Accruals refer to accounting rules governing how income and expenses are calculated in a financial statement. An accrued expense is an expense that has been incurred, but has not yet been paid. Accrued income is similar, except it is commonly labeled as an account receivable. Accountants and bookkeepers must figure the value of various accrued expenses, including interest, to allow for accurate financial reporting of income and expenses.

## Notes or loans

A loan will accrue interest based on the time frame that has passed since the interest was last paid. For example, a loan can have a 12 percent per year interest rate, payable on the last day of each month. This yields a 1 percent interest rate per month, or 0.0334 percent per day, based on a 30-day month. If the loan balance is \$1,000, the accrued interest as of the 15th of the month is \$5.10, or 0.0334 percent times the balance of \$1,000.

## Bonds

Bonds are a corporate obligation to pay a debt, and accrued interest is calculated in much the same manner as a loan or promissory note. If someone purchases a bond on the secondary market, he pays the seller for the accrued interest. The seller multiplies the coupon rate of the bond by the fractional amount of the coupon period that has passed. If a bond pays \$80 in coupon payments semiannually, and a person buyer the bond one quarter of the way into the coupon period, the buyer pays the seller \$20 in accrued interest, or one-fourth of \$80.

## Saving's Accounts

Savings accounts also use accrued interest, with the total interest for an accounting period posting at the end of that period. Although the interest hasn't posted to the account, if the account were closed during the middle of the accounting period, the bank would add the accrued interest to the account proceeds, unless the account rules expressed differently.
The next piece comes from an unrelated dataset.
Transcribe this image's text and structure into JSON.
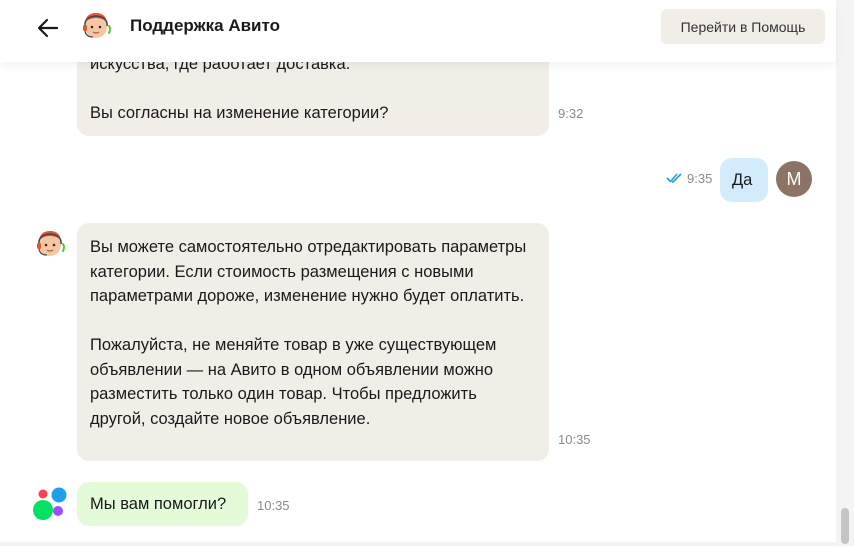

Saving's account accrued interest calculations are the same as loan calculations.

## Compound Interest

Compound interest is the effect of interest earned during an accounting period on interest that has been paid during a prior accounting period. Interest is not earned on the accrued interest, as a rule, but is calculated based on the account balance as of the last interest posting date. If the account offers daily compounding, the accrued interest would be posted daily to allow this calculation.